The Dream of Breathing Beyond Earth

We’ve always been fascinated by the idea of life beyond our fragile blue planet. Every space agency, from NASA to ESA, dreams not only of visiting other worlds but of staying there — for real. Yet, before you can build a city on Mars, you need something far simpler and more essential: air. Oxygen is the currency of life, and producing it sustainably away from Earth remains one of science’s biggest challenges.

For decades, we’ve relied on heavy tanks and chemical systems to keep astronauts alive. But those methods don’t scale. They don’t breathe, grow, or adapt — they’re mechanical, not living. And that’s where design starts to merge with biology. When you treat oxygen not as a product but as part of a living system, something unexpected happens — life becomes a design material.

Julian Melchiorri and the Birth of the Silk Leaf

Julian Melchiorri, a graduate of the Royal College of Art in London, might not have been the first to think of artificial photosynthesis, but he was the first to make it look — and function — like life. His creation, known as the Silk Leaf, emerged from a collaboration between designers and biologists aiming to bring the natural process of photosynthesis into man-made environments.

The Synthetic Leaf might open doors for space colonization

Melchiorri’s background in design gave him a unique perspective. He wasn’t trying to build a machine; he was creating an organism — one that happens to be made of silk and chloroplasts. Using proteins extracted from silk and embedding real plant chloroplasts within them, he developed a lightweight, flexible material that absorbs carbon dioxide and water and releases oxygen when exposed to light.

“It’s not about imitating nature,” Melchiorri once said. “It’s about continuing its logic in places where it doesn’t usually exist.”

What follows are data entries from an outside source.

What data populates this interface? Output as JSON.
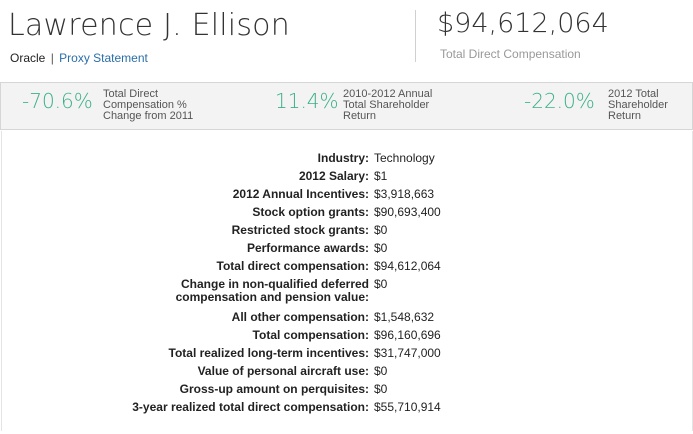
{
  "header": {
    "name": "Lawrence J. Ellison",
    "company": "Oracle",
    "separator": "|",
    "proxy_link": "Proxy Statement",
    "total": "$94,612,064",
    "total_label": "Total Direct Compensation"
  },
  "stats": [
    {
      "value": "-70.6%",
      "label": "Total Direct Compensation % Change from 2011"
    },
    {
      "value": "11.4%",
      "label": "2010-2012 Annual Total Shareholder Return"
    },
    {
      "value": "-22.0%",
      "label": "2012 Total Shareholder Return"
    }
  ],
  "details": [
    {
      "key": "Industry:",
      "value": "Technology"
    },
    {
      "key": "2012 Salary:",
      "value": "$1"
    },
    {
      "key": "2012 Annual Incentives:",
      "value": "$3,918,663"
    },
    {
      "key": "Stock option grants:",
      "value": "$90,693,400"
    },
    {
      "key": "Restricted stock grants:",
      "value": "$0"
    },
    {
      "key": "Performance awards:",
      "value": "$0"
    },
    {
      "key": "Total direct compensation:",
      "value": "$94,612,064"
    },
    {
      "key": "Change in non-qualified deferred compensation and pension value:",
      "value": "$0"
    },
    {
      "key": "All other compensation:",
      "value": "$1,548,632"
    },
    {
      "key": "Total compensation:",
      "value": "$96,160,696"
    },
    {
      "key": "Total realized long-term incentives:",
      "value": "$31,747,000"
    },
    {
      "key": "Value of personal aircraft use:",
      "value": "$0"
    },
    {
      "key": "Gross-up amount on perquisites:",
      "value": "$0"
    },
    {
      "key": "3-year realized total direct compensation:",
      "value": "$55,710,914"
    }
  ]
}
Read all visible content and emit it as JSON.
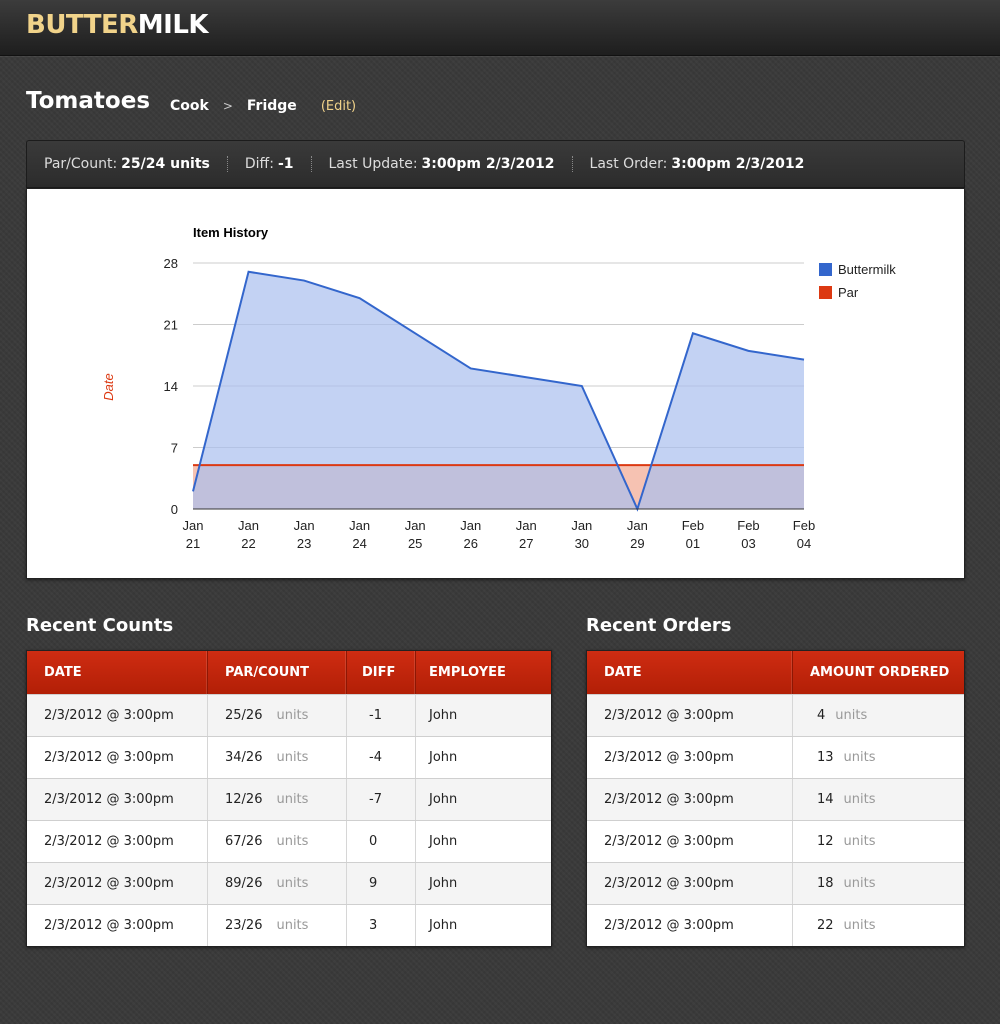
{
  "app": {
    "logo_part1": "BUTTER",
    "logo_part2": "MILK"
  },
  "header": {
    "title": "Tomatoes",
    "breadcrumb": [
      "Cook",
      "Fridge"
    ],
    "breadcrumb_sep": ">",
    "edit_label": "(Edit)"
  },
  "stats": [
    {
      "label": "Par/Count:",
      "value": "25/24 units"
    },
    {
      "label": "Diff:",
      "value": "-1"
    },
    {
      "label": "Last Update:",
      "value": "3:00pm 2/3/2012"
    },
    {
      "label": "Last Order:",
      "value": "3:00pm 2/3/2012"
    }
  ],
  "chart_data": {
    "type": "area",
    "title": "Item History",
    "ylabel": "Date",
    "xlabel": "",
    "categories": [
      [
        "Jan",
        "21"
      ],
      [
        "Jan",
        "22"
      ],
      [
        "Jan",
        "23"
      ],
      [
        "Jan",
        "24"
      ],
      [
        "Jan",
        "25"
      ],
      [
        "Jan",
        "26"
      ],
      [
        "Jan",
        "27"
      ],
      [
        "Jan",
        "30"
      ],
      [
        "Jan",
        "29"
      ],
      [
        "Feb",
        "01"
      ],
      [
        "Feb",
        "03"
      ],
      [
        "Feb",
        "04"
      ]
    ],
    "yticks": [
      0,
      7,
      14,
      21,
      28
    ],
    "ylim": [
      0,
      28
    ],
    "grid": true,
    "legend_position": "right",
    "series": [
      {
        "name": "Buttermilk",
        "color": "#3366cc",
        "fill": "#c5d3f2",
        "values": [
          2,
          27,
          26,
          24,
          20,
          16,
          15,
          14,
          0,
          20,
          18,
          17
        ]
      },
      {
        "name": "Par",
        "color": "#dc3912",
        "fill": "#c7a2aa",
        "values": [
          5,
          5,
          5,
          5,
          5,
          5,
          5,
          5,
          5,
          5,
          5,
          5
        ]
      }
    ]
  },
  "recent_counts": {
    "title": "Recent Counts",
    "columns": [
      "DATE",
      "PAR/COUNT",
      "DIFF",
      "EMPLOYEE"
    ],
    "units_label": "units",
    "rows": [
      {
        "date": "2/3/2012 @ 3:00pm",
        "par_count": "25/26",
        "diff": "-1",
        "employee": "John"
      },
      {
        "date": "2/3/2012 @ 3:00pm",
        "par_count": "34/26",
        "diff": "-4",
        "employee": "John"
      },
      {
        "date": "2/3/2012 @ 3:00pm",
        "par_count": "12/26",
        "diff": "-7",
        "employee": "John"
      },
      {
        "date": "2/3/2012 @ 3:00pm",
        "par_count": "67/26",
        "diff": "0",
        "employee": "John"
      },
      {
        "date": "2/3/2012 @ 3:00pm",
        "par_count": "89/26",
        "diff": "9",
        "employee": "John"
      },
      {
        "date": "2/3/2012 @ 3:00pm",
        "par_count": "23/26",
        "diff": "3",
        "employee": "John"
      }
    ]
  },
  "recent_orders": {
    "title": "Recent Orders",
    "columns": [
      "DATE",
      "AMOUNT ORDERED"
    ],
    "units_label": "units",
    "rows": [
      {
        "date": "2/3/2012 @ 3:00pm",
        "amount": "4"
      },
      {
        "date": "2/3/2012 @ 3:00pm",
        "amount": "13"
      },
      {
        "date": "2/3/2012 @ 3:00pm",
        "amount": "14"
      },
      {
        "date": "2/3/2012 @ 3:00pm",
        "amount": "12"
      },
      {
        "date": "2/3/2012 @ 3:00pm",
        "amount": "18"
      },
      {
        "date": "2/3/2012 @ 3:00pm",
        "amount": "22"
      }
    ]
  }
}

How the Synthetic Leaf Works

The secret behind the Silk Leaf lies in its structure. Natural chloroplasts — the green powerhouses of plants — are suspended within a silk protein matrix. Silk is not just a convenient binder; it’s remarkably stable, biocompatible, and transparent enough to allow light penetration. This combination allows the chloroplasts to keep working even outside their original biological environment.

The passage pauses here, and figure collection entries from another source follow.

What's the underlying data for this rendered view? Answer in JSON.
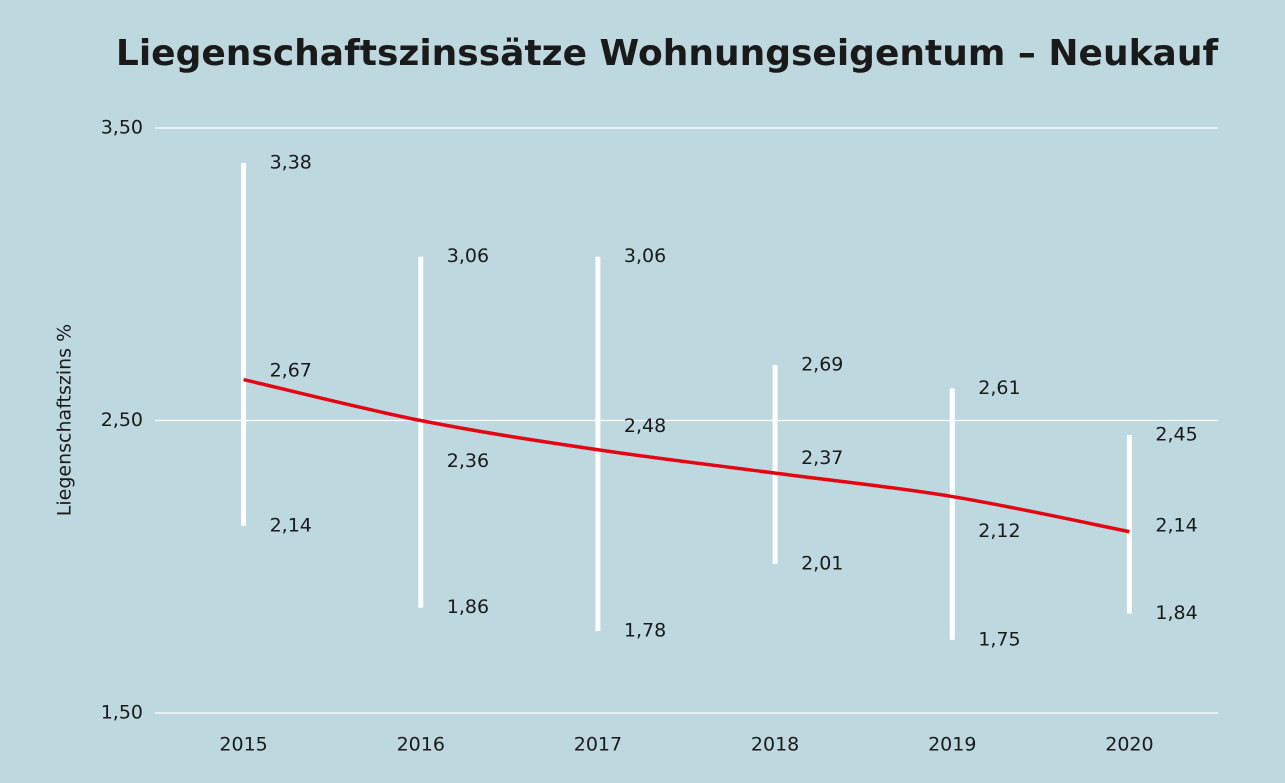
{
  "chart_data": {
    "type": "range",
    "title": "Liegenschaftszinssätze Wohnungseigentum – Neukauf",
    "y_label": "Liegenschaftszins %",
    "categories": [
      "2015",
      "2016",
      "2017",
      "2018",
      "2019",
      "2020"
    ],
    "high": {
      "color": "#ffffff",
      "values": [
        3.38,
        3.06,
        3.06,
        2.69,
        2.61,
        2.45
      ],
      "value_labels": [
        "3,38",
        "3,06",
        "3,06",
        "2,69",
        "2,61",
        "2,45"
      ]
    },
    "low": {
      "color": "#ffffff",
      "values": [
        2.14,
        1.86,
        1.78,
        2.01,
        1.75,
        1.84
      ],
      "value_labels": [
        "2,14",
        "1,86",
        "1,78",
        "2,01",
        "1,75",
        "1,84"
      ]
    },
    "median": {
      "values": [
        2.67,
        2.36,
        2.48,
        2.37,
        2.12,
        2.14
      ],
      "value_labels": [
        "2,67",
        "2,36",
        "2,48",
        "2,37",
        "2,12",
        "2,14"
      ]
    },
    "trend": {
      "color": "#e30613",
      "values": [
        2.64,
        2.5,
        2.4,
        2.32,
        2.24,
        2.12
      ]
    },
    "ylim": [
      1.5,
      3.5
    ],
    "yticks": [
      {
        "value": 1.5,
        "label": "1,50"
      },
      {
        "value": 2.5,
        "label": "2,50"
      },
      {
        "value": 3.5,
        "label": "3,50"
      }
    ],
    "grid": true
  }
}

Synthetic Leaf is made from chloroplasts suspended in a matrix made out of silk protein

When light hits the material, it triggers photosynthesis — the same process that keeps our planet’s ecosystems alive. With only a bit of water and light, the synthetic leaf can produce oxygen and even store some of the molecular energy generated in the process. It’s small-scale, yes, but scalable in principle — from personal air filters to large life-support panels in space habitats.

Applications Beyond Space

Although Melchiorri’s invention was initially imagined for space exploration, its potential goes far beyond rockets. Imagine skyscrapers with façades that “breathe,” converting CO₂ into oxygen for the city below. Or furniture that quietly filters your home’s air. Even wearable devices could one day integrate these living systems, creating micro-environments around us.

The Silk Leaf Project

In architecture, designers are already experimenting with bioreactive façades and algae-based panels. The Silk Leaf fits into this same movement — a bridge between ecology and technology. The difference is its accessibility: you don’t need to maintain a lab or a greenhouse; you just need light, a little moisture, and a bit of imagination.

Design as a Bridge Between Biology and Technology

Design has always been about mediation — between user and object, between need and possibility. In biodesign, it becomes a mediator between biology and technology. The Silk Leaf wasn’t invented in a lab full of white coats; it was born in a design studio, where form and function overlap with ethics and aesthetics.

As a designer myself, I find that inspiring. It shows that design can go beyond chairs and screens. It can shape the way we breathe, literally. Melchiorri didn’t just create an object — he proposed a new relationship between humans and the environment: a design that grows, sustains, and coexists.

The Future of Living Systems in Design

Today, in 2025, we see the first real convergence between artificial intelligence, material science, and biology. The Silk Leaf feels like an early chapter in a much bigger story — one where “living systems” become part of our designed world. We’re moving toward environments that adapt, self-repair, and regenerate.

One day, astronauts might carry these leaves on their suits, and cities might wear them on their walls. When that happens, we won’t just be living with design — we’ll be living inside it.

In that sense, Melchiorri’s synthetic leaf isn’t just a tool for space travel — it’s a philosophy. A statement that even in the most artificial contexts, life finds a way to participate. Maybe the future designer isn’t someone who simply draws or codes, but someone who cultivates.